Location data can be a contentious subject, especially when it comes to who has access to it. Where that data goes beyond, say, a wireless carrier, is important. And now the United States Federal Communications Commission (FCC) is demanding more information regarding that data from the biggest wireless carriers in the U.S.
Motherboard has the report on Wednesday. According to the publication, FCC Commissioner Jessica Rosenworcel is now asking the heads of each of the four major wireless carriers (AT&T, Sprint, T-Mobile, and Verizon) if third-party data aggregators were able to save phone location data. What’s more, Rosenworcel wants to know what these carriers are doing to make sure that the phone location data sold to these companies is deleted.
“Real-time location information is sensitive data deserving the highest level of privacy protection. But it is evident from press reports that this data may have been sold without the explicit consent of consumers and without appropriate safeguards in place.

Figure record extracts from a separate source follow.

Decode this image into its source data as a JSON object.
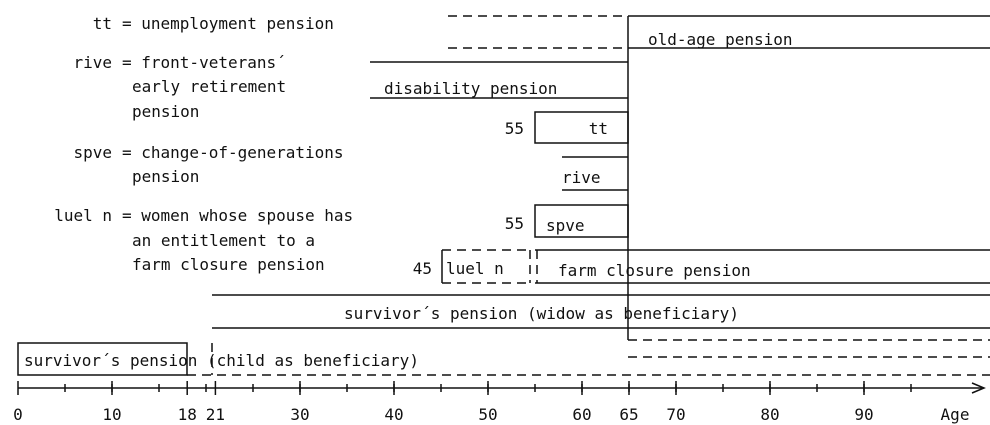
{
  "legend": [
    {
      "term": "tt",
      "lines": [
        "= unemployment pension"
      ]
    },
    {
      "term": "rive",
      "lines": [
        "= front-veterans´",
        "early retirement",
        "pension"
      ]
    },
    {
      "term": "spve",
      "lines": [
        "= change-of-generations",
        "pension"
      ]
    },
    {
      "term": "luel n",
      "lines": [
        "= women whose spouse has",
        "an entitlement to a",
        "farm closure pension"
      ]
    }
  ],
  "bars": {
    "old_age": "old-age pension",
    "disability": "disability pension",
    "tt": "tt",
    "tt_age": "55",
    "rive": "rive",
    "spve": "spve",
    "spve_age": "55",
    "luel": "luel n",
    "luel_age": "45",
    "farm": "farm closure pension",
    "widow": "survivor´s pension (widow as beneficiary)",
    "child": "survivor´s pension (child as beneficiary)"
  },
  "axis": {
    "ticks": [
      0,
      10,
      18,
      21,
      30,
      40,
      50,
      60,
      65,
      70,
      80,
      90
    ],
    "end_label": "Age"
  }
}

Accordingly, I appreciate your decision to end these location aggregation services by March of this year. To that end, I kindly request that you provide an update on your efforts and confirm by what date AT&T ended its arrangements to sell the location data of its customers. Please also confirm whether and by what date the company ended arrangements to sell assisted or augmented GPS data.
Finally, the public still has very little detail about how much geolocation data is being saved and stored-including in ways that may be far too accessible to others. Even de-anonymized location data may be combined with other information in ways that could make it personally identifiable again. Accordingly, please explain whether AT&T’s agreements permitted aggregators or others to save and store location data they received from your company. If so, please confirm what steps your company is taking to ensure that these companies delete or destroy previously shared data and any derivative data. Alternatively, please explain what steps AT&T is taking to safeguard such data from use or onward sale that is inconsistent with consumers’ original content.”
This is in connection to a report that was released back in January of this year. In that story, we learned that major wireless carriers sell phone location data to a variety of sources. The wireless carriers were handing the data over to companies like Zumigo and LocationSmart, who were then selling the data off. That put the customer’s phone location data out there in the wild, and easily accessible by bounty hunters looking to obtain the information.
At this point, all of the major wireless carriers have pledged to stop this practice. However, some carriers have been better at this promise than others, as some were still doling out customer phone location data in early February.
The wireless carriers are tasked with responding to the FCC Commissioner’s request for a statement by May 15 of this year.